Fighters from the Islamic State of Iraq and the Levant (ISIL) group have killed 18 Iraqi soldiers in a suicide car attack north of Ramadi, continuing their counterattack after being driven from the city by Iraqi troops last month.
Military sources told Al Jazeera that Tuesday morning’s attack took place in the town of Al-Bu Dhiaab, just a few miles north of Anbar province’s capital.
Three ISIL suicide bombers attempted to attack members of the 39th brigade of the 10th army division, but two of their vehicles were demolished by anti-tank missiles, the military sources said.
The third bomber, however, managed to make his way to the gate of the army’s headquarters and detonate the explosives, killing at least 18 soldiers.
Al Jazeera’s Imran Khan, reporting from Baghdad, said: “This is a major blow for the Iraqi Security Forces (ISF). The north of Ramadi was supposed to be secure.”
He said that it was too early to say that ISIL’s recent attacks against Iraqi forces around Ramadi could be labelled a “resurgence”.
“What we do know is that ISIL is able to mount attacks because they are a lot more nimble,” our correspondent said.
The Iraqi army declared Ramadi liberated in early January after a major offensive reclaimed government offices in the city centre.
But since then, Iraqi forces have faced continued attacks from ISIL and fierce resistance in areas it holds in Ramadi’s suburbs – with dozens of Iraqi soldiers killed in attacks last week.
Elsewhere, in Ramadi’s eastern Shujirayah neighbourhood, Iraqi forces were attempting to clear about 300 ISIL fighters believed to be holed up there.
“This is the fourth time Iraqi forces have mounted an offensive to take these eastern neighbourhoods, the last remaining pocket of ISIL fighters,” Al Jazeera’s Khan said.
He said booby traps set by ISIL have so far slowed the advance.
Trapped in Falluja
Tens of thousands of trapped Iraqi civilians are running out of food and medicine in the western city of Falluja, an ISIL stronghold under siege by security forces, according to local officials and residents.
The Iraqi army, police and Iranian-backed Shia militias – backed by air strikes from a US-led coalition – imposed a near total siege late last year on Falluja, located 50 km west of Baghdad in the Euphrates river valley.
The city’s population is suffering from a shortage of food, medicine and fuel, residents and officials told the Reuters news agency by phone, and media reports said several people had died due to starvation and poor medical care.
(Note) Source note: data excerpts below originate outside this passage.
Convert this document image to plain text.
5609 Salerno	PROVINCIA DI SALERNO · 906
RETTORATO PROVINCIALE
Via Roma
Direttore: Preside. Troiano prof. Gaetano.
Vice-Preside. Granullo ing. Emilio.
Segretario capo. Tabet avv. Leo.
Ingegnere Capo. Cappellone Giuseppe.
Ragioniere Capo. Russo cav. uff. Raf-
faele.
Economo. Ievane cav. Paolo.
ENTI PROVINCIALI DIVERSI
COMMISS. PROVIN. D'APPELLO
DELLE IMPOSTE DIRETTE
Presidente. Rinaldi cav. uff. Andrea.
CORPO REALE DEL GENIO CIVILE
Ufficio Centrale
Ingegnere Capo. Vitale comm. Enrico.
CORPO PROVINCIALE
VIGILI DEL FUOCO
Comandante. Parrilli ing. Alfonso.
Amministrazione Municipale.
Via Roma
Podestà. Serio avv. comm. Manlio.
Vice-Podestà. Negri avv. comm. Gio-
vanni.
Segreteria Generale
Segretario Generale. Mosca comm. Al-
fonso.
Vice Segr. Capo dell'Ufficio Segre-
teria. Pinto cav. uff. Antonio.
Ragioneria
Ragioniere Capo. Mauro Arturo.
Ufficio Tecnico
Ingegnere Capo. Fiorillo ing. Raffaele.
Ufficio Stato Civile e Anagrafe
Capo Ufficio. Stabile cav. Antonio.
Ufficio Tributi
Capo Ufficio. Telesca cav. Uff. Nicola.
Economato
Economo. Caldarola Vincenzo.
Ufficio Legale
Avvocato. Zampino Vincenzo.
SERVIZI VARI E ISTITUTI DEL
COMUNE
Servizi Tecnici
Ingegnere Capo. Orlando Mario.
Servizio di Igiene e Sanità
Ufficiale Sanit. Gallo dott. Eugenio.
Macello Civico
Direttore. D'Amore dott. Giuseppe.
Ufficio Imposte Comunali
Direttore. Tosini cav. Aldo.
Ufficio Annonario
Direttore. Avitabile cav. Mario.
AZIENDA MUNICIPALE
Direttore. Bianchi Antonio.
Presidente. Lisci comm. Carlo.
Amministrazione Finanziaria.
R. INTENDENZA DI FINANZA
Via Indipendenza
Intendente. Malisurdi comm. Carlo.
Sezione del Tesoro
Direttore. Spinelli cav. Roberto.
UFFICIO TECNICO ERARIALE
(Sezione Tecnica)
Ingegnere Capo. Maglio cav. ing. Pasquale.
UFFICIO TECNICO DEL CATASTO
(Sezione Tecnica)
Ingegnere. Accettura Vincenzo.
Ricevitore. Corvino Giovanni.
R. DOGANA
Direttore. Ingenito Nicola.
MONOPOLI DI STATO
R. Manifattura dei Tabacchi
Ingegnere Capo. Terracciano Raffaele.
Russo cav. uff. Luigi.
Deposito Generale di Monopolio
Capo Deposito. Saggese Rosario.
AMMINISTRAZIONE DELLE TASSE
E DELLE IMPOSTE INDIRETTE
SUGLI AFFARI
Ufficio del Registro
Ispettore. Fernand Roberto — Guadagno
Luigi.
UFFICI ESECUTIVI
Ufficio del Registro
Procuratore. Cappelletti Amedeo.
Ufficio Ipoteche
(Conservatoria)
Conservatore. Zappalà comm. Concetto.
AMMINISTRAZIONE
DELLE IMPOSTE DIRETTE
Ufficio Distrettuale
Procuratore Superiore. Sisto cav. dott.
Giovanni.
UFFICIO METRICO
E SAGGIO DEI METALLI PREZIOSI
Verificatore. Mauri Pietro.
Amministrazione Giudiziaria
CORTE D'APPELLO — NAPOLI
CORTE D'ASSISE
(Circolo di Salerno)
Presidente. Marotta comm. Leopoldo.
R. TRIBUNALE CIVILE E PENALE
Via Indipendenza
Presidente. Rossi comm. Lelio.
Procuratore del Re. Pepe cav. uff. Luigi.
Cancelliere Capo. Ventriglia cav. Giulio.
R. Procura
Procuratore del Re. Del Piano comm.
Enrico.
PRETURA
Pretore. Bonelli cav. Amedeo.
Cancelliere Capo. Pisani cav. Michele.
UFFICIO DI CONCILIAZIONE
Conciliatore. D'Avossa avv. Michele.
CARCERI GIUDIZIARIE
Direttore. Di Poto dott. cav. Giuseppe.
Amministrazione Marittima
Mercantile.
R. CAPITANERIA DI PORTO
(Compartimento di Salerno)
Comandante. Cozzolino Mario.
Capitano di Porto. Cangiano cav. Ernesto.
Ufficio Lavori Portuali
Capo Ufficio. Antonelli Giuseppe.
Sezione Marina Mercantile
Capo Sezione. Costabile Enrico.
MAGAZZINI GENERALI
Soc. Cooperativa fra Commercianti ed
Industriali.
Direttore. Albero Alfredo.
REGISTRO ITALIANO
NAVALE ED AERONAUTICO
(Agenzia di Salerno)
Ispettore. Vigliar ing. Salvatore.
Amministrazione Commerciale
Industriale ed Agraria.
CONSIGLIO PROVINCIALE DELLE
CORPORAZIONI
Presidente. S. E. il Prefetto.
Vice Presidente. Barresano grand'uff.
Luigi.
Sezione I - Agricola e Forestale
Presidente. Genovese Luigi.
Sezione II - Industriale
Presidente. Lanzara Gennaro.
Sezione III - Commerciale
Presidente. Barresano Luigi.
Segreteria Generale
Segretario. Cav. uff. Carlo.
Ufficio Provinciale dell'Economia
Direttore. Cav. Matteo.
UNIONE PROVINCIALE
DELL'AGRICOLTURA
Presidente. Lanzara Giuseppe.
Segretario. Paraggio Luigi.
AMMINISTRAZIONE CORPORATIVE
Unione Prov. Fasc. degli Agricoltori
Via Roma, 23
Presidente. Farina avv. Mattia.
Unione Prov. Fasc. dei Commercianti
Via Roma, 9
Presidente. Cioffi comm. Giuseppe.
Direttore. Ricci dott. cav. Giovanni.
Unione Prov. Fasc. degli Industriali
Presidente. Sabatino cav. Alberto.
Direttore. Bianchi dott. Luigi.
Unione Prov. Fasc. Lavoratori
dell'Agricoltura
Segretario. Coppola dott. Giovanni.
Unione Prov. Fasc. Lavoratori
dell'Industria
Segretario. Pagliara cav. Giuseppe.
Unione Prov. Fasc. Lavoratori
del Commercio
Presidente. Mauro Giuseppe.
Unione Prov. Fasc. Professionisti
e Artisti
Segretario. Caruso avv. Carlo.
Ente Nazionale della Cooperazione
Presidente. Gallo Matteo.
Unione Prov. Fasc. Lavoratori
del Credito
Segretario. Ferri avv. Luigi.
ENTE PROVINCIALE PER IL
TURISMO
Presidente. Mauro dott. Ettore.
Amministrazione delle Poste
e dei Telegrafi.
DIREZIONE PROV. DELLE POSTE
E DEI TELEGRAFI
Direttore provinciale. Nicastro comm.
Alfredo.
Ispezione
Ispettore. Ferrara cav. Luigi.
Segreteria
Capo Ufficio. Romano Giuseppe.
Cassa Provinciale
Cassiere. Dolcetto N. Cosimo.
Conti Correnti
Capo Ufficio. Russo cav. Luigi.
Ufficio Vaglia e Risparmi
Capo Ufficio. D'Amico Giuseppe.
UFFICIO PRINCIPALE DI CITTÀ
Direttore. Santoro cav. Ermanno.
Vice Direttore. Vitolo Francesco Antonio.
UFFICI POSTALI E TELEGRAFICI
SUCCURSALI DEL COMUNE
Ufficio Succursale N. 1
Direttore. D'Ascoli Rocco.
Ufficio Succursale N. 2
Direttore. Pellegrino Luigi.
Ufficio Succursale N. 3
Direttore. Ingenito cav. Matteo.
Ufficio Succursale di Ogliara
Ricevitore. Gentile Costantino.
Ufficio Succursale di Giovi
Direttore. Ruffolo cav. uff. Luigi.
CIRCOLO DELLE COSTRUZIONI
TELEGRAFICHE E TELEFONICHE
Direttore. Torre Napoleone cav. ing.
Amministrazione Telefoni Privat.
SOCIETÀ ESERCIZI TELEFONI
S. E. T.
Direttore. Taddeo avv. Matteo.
Insecurity and poor communications inside the city make those reports difficult to verify.
Sohaib al-Rawi, the governor of Anbar province where Falluja is located, appealed to the coalition to air-drop humanitarian supplies to the trapped civilians. He said this was the only way to deliver aid after ISIL mined the entrances to the city and stopped people leaving.
“No force can enter and secure (the delivery) … There is no option but for airplanes to transport aid,” he said in an interview with al-Hadath TV late on Monday, adding the situation was deteriorating by the day.